One thing that I appreciate about all three of these Anda models is that the removable pillows work for me. Although I generally want to adjust the position of the lumbar and neck pillows manually by an inch or so each time I sit down, it doesn’t take any real work to get them where they need to go, and they feel good once there.
By contrast, I can’t make my Secretlab Omega’s lumbar support pillow work for me, no matter what I try—or its neck pillow. I actually ended up pulling the neck pillow off the Omega and using it as a lumbar support pillow instead—which works, but it’s considerably more of a fiddly annoyance each time I sit down, since it falls down entirely instead of staying largely in place like the proper lumbar pillows do on the Anda chairs.
I’ve learned several things in the last six months’ gaming-chair experimentation. One is that gaming chairs are not “just a meme”—while I’ve never personally owned an Aeron or Steelcase chair, I’ve been supplied with Aerons in office jobs, and failed to be impressed. There are certainly crappy gaming chairs, just as there are crappy office chairs—but the good ones are quite good, and they’re significantly less expensive.
Another is that size matters. As a 5’11” dude at 200 pounds and change, this was an easy distinction to miss—pretty much everything out there is designed for people sized and shaped reasonably like me. My wife—who, at 5’6″, is slightly taller than average for American women—had a much less forgiving experience finding the right chair for her, whether in office or gaming chairs.
Knowing all this, I think the biggest advantage that “proper” office chairs have is the ability to go sit in one in a showroom and find one that actually fits your frame properly. The difference between a chair that accommodates you properly and one that doesn’t is enormous. If you’re shorter than 5’8″, this goes double—and I strongly recommend that you at least seek out specific reviews from other folks your size, if you can’t seek out demo chairs to physically test for yourself.
If you’re 5’8″ or under, the Anda T-Pro 2 is not going to be for you—particularly not if you want the neck pillow installed. If you’re 5’8″ or taller, either the Kaiser 2 or Fnatic will likely be a good fit—though I’m not sure how well either would work for folks much taller than 6’1″. If you’re 6’2″ or taller, I’d recommend skipping the Kaiser and Fnatic, and taking a look at the T-Pro 2.

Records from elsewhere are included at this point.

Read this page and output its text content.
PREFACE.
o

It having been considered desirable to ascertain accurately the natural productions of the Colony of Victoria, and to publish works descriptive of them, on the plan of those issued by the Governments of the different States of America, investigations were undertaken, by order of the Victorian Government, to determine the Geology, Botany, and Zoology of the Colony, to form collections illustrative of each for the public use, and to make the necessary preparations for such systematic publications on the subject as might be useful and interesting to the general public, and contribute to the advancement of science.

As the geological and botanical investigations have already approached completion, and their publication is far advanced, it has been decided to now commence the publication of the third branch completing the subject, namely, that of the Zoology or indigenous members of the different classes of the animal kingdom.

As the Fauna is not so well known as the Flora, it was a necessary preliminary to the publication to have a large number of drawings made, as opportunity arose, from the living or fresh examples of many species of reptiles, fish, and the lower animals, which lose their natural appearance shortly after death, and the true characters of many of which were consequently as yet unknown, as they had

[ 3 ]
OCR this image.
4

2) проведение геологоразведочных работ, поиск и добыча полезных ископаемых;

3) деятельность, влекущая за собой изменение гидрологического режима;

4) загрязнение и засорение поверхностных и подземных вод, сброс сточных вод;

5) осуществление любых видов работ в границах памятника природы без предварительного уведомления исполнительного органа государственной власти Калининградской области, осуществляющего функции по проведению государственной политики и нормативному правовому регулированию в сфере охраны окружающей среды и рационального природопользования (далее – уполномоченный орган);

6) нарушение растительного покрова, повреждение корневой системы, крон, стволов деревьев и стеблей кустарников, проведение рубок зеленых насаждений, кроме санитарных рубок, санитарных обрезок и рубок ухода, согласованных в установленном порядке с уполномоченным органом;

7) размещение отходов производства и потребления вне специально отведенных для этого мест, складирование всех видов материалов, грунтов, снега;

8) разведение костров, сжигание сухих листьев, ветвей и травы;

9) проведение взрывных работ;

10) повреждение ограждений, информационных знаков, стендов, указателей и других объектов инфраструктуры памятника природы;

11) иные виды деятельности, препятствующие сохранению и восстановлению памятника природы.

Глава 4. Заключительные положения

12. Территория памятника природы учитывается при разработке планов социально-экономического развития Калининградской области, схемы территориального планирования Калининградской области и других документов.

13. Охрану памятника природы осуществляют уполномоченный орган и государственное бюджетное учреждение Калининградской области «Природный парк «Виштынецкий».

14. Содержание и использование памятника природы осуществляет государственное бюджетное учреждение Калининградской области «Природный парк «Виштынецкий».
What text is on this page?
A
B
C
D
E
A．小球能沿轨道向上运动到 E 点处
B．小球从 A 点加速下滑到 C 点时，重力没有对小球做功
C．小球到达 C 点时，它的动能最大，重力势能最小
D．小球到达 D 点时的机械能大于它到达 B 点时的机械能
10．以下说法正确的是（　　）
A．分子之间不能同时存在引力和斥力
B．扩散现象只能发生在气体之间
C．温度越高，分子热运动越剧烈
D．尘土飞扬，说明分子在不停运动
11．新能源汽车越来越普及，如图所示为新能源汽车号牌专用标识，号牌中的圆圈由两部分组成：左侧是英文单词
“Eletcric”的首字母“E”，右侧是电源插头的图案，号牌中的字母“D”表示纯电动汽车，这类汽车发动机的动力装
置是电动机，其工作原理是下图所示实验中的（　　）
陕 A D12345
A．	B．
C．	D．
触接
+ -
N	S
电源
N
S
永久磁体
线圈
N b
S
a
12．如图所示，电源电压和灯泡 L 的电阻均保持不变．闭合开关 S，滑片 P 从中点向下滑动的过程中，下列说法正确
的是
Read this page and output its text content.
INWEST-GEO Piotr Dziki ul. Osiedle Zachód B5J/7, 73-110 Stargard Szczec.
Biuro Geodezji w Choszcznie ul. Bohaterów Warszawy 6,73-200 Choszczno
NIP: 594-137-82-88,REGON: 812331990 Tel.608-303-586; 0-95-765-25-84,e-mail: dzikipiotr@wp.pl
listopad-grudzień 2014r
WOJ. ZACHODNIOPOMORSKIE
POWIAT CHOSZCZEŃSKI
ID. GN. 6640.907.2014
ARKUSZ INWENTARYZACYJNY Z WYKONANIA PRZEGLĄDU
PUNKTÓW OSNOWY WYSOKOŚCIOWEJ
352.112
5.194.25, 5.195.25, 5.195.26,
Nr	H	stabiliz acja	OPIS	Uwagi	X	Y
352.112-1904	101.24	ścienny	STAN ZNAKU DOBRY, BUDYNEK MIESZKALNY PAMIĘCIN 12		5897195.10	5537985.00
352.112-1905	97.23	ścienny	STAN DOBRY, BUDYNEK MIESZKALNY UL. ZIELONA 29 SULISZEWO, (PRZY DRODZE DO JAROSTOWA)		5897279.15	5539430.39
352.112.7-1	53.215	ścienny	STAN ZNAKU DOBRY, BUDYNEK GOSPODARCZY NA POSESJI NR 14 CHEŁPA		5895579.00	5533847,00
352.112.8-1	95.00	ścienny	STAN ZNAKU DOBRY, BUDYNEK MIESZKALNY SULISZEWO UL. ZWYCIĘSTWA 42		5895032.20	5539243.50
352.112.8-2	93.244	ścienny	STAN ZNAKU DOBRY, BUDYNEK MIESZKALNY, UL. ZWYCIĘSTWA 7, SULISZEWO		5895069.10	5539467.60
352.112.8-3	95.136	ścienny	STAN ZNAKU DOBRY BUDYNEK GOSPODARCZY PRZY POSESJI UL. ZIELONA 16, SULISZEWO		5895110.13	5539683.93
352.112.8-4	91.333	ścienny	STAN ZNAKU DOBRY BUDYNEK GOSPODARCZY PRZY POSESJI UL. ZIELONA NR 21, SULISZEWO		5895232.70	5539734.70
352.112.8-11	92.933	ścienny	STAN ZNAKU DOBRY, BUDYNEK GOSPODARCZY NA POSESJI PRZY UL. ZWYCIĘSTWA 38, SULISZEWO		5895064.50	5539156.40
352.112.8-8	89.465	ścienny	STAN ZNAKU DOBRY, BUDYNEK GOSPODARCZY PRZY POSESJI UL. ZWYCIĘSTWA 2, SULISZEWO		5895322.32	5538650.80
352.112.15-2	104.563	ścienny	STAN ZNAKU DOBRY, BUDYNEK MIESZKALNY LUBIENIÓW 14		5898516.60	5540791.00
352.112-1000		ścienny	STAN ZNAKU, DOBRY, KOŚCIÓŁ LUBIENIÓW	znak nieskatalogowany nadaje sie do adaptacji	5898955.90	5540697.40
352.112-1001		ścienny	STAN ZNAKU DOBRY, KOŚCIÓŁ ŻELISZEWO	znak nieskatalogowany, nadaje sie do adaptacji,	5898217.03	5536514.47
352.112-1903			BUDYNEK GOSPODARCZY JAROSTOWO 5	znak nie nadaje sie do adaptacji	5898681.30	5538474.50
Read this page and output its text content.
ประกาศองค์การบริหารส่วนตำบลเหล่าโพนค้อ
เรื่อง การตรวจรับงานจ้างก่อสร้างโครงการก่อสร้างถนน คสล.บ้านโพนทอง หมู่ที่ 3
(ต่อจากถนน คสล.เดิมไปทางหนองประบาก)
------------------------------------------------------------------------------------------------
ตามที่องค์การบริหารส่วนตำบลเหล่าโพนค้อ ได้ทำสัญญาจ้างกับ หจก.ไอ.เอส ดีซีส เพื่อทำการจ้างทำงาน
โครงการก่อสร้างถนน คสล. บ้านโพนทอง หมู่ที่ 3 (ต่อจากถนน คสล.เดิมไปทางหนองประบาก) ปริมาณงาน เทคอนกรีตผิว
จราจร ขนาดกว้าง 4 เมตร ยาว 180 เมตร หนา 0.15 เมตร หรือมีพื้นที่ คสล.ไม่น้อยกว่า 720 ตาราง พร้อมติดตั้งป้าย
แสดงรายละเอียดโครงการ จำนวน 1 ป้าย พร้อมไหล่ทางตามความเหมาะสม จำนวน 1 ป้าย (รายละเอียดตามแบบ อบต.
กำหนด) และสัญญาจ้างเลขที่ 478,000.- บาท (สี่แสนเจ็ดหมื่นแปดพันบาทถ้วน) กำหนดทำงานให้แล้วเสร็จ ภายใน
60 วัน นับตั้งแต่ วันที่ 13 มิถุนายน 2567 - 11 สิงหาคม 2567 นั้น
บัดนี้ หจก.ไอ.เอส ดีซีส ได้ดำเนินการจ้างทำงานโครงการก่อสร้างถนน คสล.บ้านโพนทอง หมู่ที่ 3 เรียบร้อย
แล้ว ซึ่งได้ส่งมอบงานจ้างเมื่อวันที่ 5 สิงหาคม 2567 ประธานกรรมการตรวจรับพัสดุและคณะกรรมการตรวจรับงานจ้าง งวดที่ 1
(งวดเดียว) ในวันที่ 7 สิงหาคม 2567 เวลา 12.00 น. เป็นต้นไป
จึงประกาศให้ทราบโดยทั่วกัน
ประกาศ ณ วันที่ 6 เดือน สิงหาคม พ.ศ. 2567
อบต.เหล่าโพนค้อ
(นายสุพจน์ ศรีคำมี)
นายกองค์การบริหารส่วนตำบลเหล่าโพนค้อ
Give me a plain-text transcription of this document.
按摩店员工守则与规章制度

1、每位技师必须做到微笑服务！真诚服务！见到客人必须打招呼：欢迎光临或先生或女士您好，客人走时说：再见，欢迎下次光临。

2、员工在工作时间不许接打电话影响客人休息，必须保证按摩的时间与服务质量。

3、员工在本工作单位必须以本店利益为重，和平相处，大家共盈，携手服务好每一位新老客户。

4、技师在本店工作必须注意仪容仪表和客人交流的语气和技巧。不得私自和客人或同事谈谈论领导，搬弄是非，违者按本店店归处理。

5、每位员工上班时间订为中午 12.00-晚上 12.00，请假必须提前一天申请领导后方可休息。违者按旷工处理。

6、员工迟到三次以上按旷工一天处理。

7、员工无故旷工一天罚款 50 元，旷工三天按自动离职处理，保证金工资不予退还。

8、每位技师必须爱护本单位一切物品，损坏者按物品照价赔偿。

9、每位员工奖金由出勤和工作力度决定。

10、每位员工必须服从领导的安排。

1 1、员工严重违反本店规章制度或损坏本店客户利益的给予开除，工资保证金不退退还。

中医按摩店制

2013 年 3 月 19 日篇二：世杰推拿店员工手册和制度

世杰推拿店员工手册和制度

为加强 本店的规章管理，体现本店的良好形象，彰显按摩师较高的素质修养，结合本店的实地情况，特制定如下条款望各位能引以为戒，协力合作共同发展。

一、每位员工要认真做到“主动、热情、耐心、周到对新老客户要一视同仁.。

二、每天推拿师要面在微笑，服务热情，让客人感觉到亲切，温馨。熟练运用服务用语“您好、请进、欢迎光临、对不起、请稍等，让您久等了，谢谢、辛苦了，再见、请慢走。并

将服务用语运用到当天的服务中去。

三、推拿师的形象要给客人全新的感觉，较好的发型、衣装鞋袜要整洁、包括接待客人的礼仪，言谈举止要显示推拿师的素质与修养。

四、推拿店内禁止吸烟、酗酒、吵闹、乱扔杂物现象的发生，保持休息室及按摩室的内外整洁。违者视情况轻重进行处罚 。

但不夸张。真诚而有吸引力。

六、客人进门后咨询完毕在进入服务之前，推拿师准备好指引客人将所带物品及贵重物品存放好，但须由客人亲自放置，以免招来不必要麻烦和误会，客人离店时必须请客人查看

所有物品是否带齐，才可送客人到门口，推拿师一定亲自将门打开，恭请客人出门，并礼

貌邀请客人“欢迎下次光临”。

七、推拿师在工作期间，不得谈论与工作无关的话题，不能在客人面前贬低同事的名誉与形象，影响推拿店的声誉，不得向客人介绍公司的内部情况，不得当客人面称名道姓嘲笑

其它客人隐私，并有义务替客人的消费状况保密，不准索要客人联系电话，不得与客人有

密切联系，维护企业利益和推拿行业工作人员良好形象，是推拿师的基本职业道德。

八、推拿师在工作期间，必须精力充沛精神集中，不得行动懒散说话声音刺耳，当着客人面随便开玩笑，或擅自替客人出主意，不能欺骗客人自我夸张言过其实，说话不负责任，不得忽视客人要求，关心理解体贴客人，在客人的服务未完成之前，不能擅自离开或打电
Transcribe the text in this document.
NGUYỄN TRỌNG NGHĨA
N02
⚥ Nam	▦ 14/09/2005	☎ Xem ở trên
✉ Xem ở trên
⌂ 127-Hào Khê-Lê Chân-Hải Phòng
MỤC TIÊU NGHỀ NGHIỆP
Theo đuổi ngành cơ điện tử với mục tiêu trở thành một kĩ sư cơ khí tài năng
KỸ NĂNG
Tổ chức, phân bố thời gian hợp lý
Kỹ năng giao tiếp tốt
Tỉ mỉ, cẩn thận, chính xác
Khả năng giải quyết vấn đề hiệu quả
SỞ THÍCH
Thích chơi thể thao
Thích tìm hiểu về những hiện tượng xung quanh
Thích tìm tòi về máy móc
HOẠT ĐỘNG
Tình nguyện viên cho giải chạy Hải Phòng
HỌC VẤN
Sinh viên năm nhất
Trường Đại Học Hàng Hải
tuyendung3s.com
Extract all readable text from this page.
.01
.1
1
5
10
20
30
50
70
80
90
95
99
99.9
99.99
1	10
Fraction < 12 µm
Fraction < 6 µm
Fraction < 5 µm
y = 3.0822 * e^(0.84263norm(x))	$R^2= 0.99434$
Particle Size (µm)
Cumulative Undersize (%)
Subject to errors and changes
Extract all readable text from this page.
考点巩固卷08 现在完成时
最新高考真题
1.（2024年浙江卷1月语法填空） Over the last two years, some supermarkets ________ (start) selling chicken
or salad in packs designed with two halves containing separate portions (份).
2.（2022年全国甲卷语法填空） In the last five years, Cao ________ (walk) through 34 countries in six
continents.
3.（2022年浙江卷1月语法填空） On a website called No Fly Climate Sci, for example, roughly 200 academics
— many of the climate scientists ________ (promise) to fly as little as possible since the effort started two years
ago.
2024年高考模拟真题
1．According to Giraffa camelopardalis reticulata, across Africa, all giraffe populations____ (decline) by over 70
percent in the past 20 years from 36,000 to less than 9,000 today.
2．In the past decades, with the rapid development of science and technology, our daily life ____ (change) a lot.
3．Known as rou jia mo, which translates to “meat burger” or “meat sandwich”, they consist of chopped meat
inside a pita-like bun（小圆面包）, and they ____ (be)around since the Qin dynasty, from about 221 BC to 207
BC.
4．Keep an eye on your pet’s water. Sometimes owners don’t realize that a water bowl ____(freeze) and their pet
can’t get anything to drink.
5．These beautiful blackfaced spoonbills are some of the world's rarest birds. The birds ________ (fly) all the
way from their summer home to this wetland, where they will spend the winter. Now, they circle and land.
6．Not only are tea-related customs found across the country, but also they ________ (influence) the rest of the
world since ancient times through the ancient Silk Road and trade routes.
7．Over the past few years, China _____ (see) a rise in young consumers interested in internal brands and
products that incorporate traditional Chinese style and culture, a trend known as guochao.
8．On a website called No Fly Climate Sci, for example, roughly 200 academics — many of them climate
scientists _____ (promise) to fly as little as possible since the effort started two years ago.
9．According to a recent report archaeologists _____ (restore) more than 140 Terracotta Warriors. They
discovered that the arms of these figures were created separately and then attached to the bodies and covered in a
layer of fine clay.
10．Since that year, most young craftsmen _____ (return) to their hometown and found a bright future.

One final, cautionary word about height: just checking the backrest height on a chair won’t tell you what you need to know. The Fnatic, Kaiser 2, T-Pro all share a backrest height of 34.2″—not much different from Secretlab Titan XL 2020‘s backrest height of 33.5″. But the curvature of the backrest—and the position of the neck pillow, if installed—makes an enormous difference.